Thanks. Have a nice Christmas.
|Lemons are prolific fruit producers, so I hope you can also make lemonade, otherwise you'll be consuming an awful lot of gin & tonics! Let's start with ripening. How long depends on the variety's characteristics. The best thing to do is taste test periodically after lemons have reached the appropriate size and firmness. Lemons can be ripe, even though the rind is still green. Typically, the longer fruit stays on the tree, the sweeter it becomes.
Pruning should take place in late winter/early spring just before new growth starts to show. Citrus does need a consistent supply of fertilizer. Try to find one formulated specifically for citrus and follow package instructions, or use a nitrogen fertilizer. The amount to apply depends on the size/age of the tree. A small/young tree, 2-3 years after planting requires about .75 lb. of actual nitrogen annually. Note that the figure is not the same as the amount of fertilizer to apply. You have to determine how much nitrogen is in the fertilizer you use. (See why I suggested finding a fertilizer formulated for citrus?) Also, it's a good idea to spread that annual requirement into 3 feedings: one in Jan or Feb; another in April/May and a final in Aug/Sept. Always water thoroughly before and after applying fertilizer to prevent burn. If you can't find a citrus fertilizer, and I've totally confused you with the percentage of nitrogen to apply, send another email to the Q&A site (http://www.scottscompany.com/h...) with the three numbers (NPK) from the fertilizer you did find, and I'll help you determine the proper amount. Enjoy those lemons!
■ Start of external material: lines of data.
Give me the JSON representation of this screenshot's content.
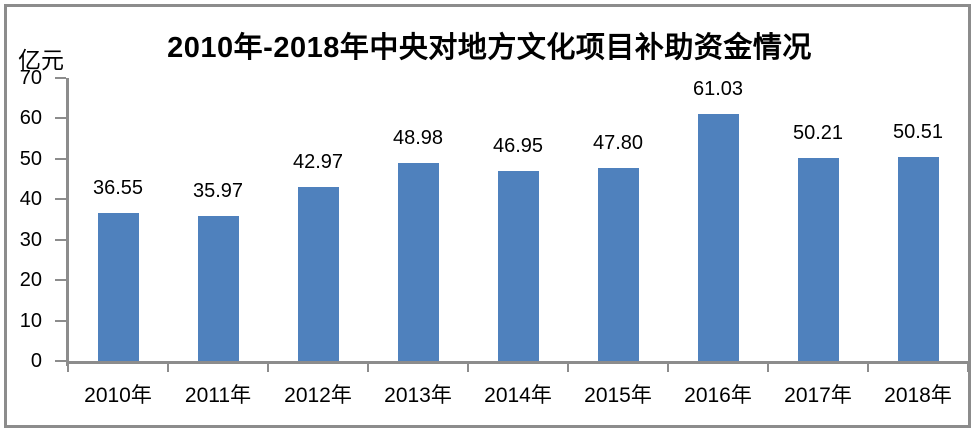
{
  "title": "2010年-2018年中央对地方文化项目补助资金情况",
  "y_axis_unit_label": "亿元",
  "colors": {
    "bar": "#4f81bd",
    "axis": "#8c8c8c",
    "frame": "#8c8c8c",
    "text": "#000000",
    "background": "#ffffff"
  },
  "chart_data": {
    "type": "bar",
    "title": "2010年-2018年中央对地方文化项目补助资金情况",
    "categories": [
      "2010年",
      "2011年",
      "2012年",
      "2013年",
      "2014年",
      "2015年",
      "2016年",
      "2017年",
      "2018年"
    ],
    "values": [
      36.55,
      35.97,
      42.97,
      48.98,
      46.95,
      47.8,
      61.03,
      50.21,
      50.51
    ],
    "value_labels": [
      "36.55",
      "35.97",
      "42.97",
      "48.98",
      "46.95",
      "47.80",
      "61.03",
      "50.21",
      "50.51"
    ],
    "xlabel": "",
    "ylabel": "亿元",
    "ylim": [
      0,
      70
    ],
    "yticks": [
      0,
      10,
      20,
      30,
      40,
      50,
      60,
      70
    ],
    "grid": false,
    "legend": "none",
    "data_labels": true
  }
}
Here?s some basic info on fertilizer and nutrients that plants require. The 3 numbers on a fertilizer bag refer to the percentage of N (nitrogen), P (phosphorous), and K (potassium) in the bag. There are different formulations for different purposes. In general terms, nitrogen produces lush green growth, phosphorous helps strengthen stems and produce flowers, and potassium keeps the root system healthy.